The UNIL archives attempt to reflect the full range of the University's missions and functions from 1945 onwards.
To date:
You can find documents relating to archive management at UNIL in our Documents to download section.
An archive is a collection of documents produced or received by an administration, an individual, an organisation, etc. as part of its activities. Each fonds has a unique producer.
Funds are closed or open depending on whether or not the organisation has ceased its activity. UNIL's conserved funds are of three types.
Directorates, colleges, faculties, etc. These are the most numerous because their transfer to the archives is required by law. They are governed by a classification plan and common conservation rules; they respond to administrative, legal and historical needs.
Institute, centre, section, etc. They mainly comprise documents relating to the university's teaching and research missions and have their own conservation rules. Their purpose is exclusively historical. If the units request their deposit, it is accepted.

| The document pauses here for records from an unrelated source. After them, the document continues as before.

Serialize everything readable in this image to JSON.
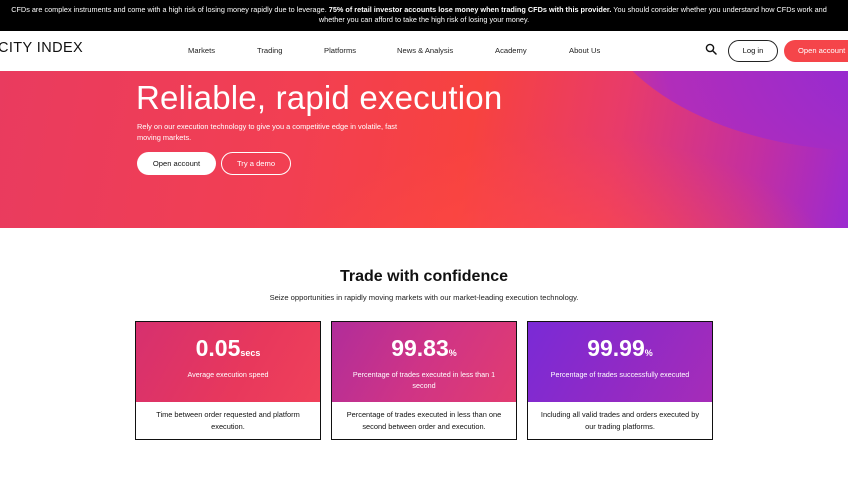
{
  "risk_warning": {
    "part1": "CFDs are complex instruments and come with a high risk of losing money rapidly due to leverage. ",
    "bold": "75% of retail investor accounts lose money when trading CFDs with this provider.",
    "part2": " You should consider whether you understand how CFDs work and",
    "line2": "whether you can afford to take the high risk of losing your money."
  },
  "header": {
    "logo": "CITY INDEX",
    "nav": [
      "Markets",
      "Trading",
      "Platforms",
      "News & Analysis",
      "Academy",
      "About Us"
    ],
    "search_icon": "search-icon",
    "login_label": "Log in",
    "open_account_label": "Open account"
  },
  "hero": {
    "title": "Reliable, rapid execution",
    "subtitle": "Rely on our execution technology to give you a competitive edge in volatile, fast moving markets.",
    "open_account_label": "Open account",
    "demo_label": "Try a demo"
  },
  "section": {
    "title": "Trade with confidence",
    "subtitle": "Seize opportunities in rapidly moving markets with our market-leading execution technology."
  },
  "cards": [
    {
      "value": "0.05",
      "unit": "secs",
      "label": "Average execution speed",
      "description": "Time between order requested and platform execution."
    },
    {
      "value": "99.83",
      "unit": "%",
      "label": "Percentage of trades executed in less than 1 second",
      "description": "Percentage of trades executed in less than one second between order and execution."
    },
    {
      "value": "99.99",
      "unit": "%",
      "label": "Percentage of trades successfully executed",
      "description": "Including all valid trades and orders executed by our trading platforms."
    }
  ],
  "colors": {
    "brand_red": "#f5454a",
    "hero_purple": "#9c2ad0"
  }
}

Professors, associations, etc. the almost systematic presence of personal documents in these fonds leads to the signing of a donation agreement which specifies the transfer of ownership and governs the conditions of conservation and consultation. The purpose of these collections is exclusively historical. Given their number and volume, they are not subject to an institutional collecting policy.
Detailed inventories of our collections are available on request.
A collection is a set of documents, artificially brought together according to criteria of kinship, based on the nature of the documents or a common theme. They are not necessarily produced by a single person.
The Archives houses four collections.
From the silver photos commissioned from photographer De Jongh by the Rectorate in 1923 to the digital photos of the 21st century, static iconographic documents relating to the University have accumulated to several tens of thousands of images. Some of these belong to the University, while others come from external conservation centres (ATS, Lausanne Historical Museum, Elysée Museum, etc.). The iconographic collection also collects and describes the University posters collected on the Dorigny site from 2009 onwards, etc..
Sound production has been developing at UNIL since the 1970s. Ten years later, moving images became popular. These documents, often produced on non-professional media, have been brought together in a single collection. Included are recordings of lectures, conferences, shows and institutional promotional films.
Since its origins, the University has collected gifts, medals, busts, pinglettes; it has sometimes collected or purchased works of art. Since 1987, the company has been selling decorative products (pens, T-shirts, USB keys, etc.). All of the three-dimensional objects reçus or produced by UNIL have been reéuni;ed into a speci;c collection.
Newspaper articles relating to UNIL have been collected over some fifty years by the Press Office. They were transferred to the archives when it was disbanded. Documentary files have been compiled as a result of research carried out in the archives. They have been inventoried and made available to researchers. Grey literature and books about UNIL complement the documentary collections kept in the archives.
In 2017, UNIRIS launched a project aimed at drawing up an inventory of university collections (whether scientific, artistic, administrative or other) at UNIL. A report on these collections has been produced.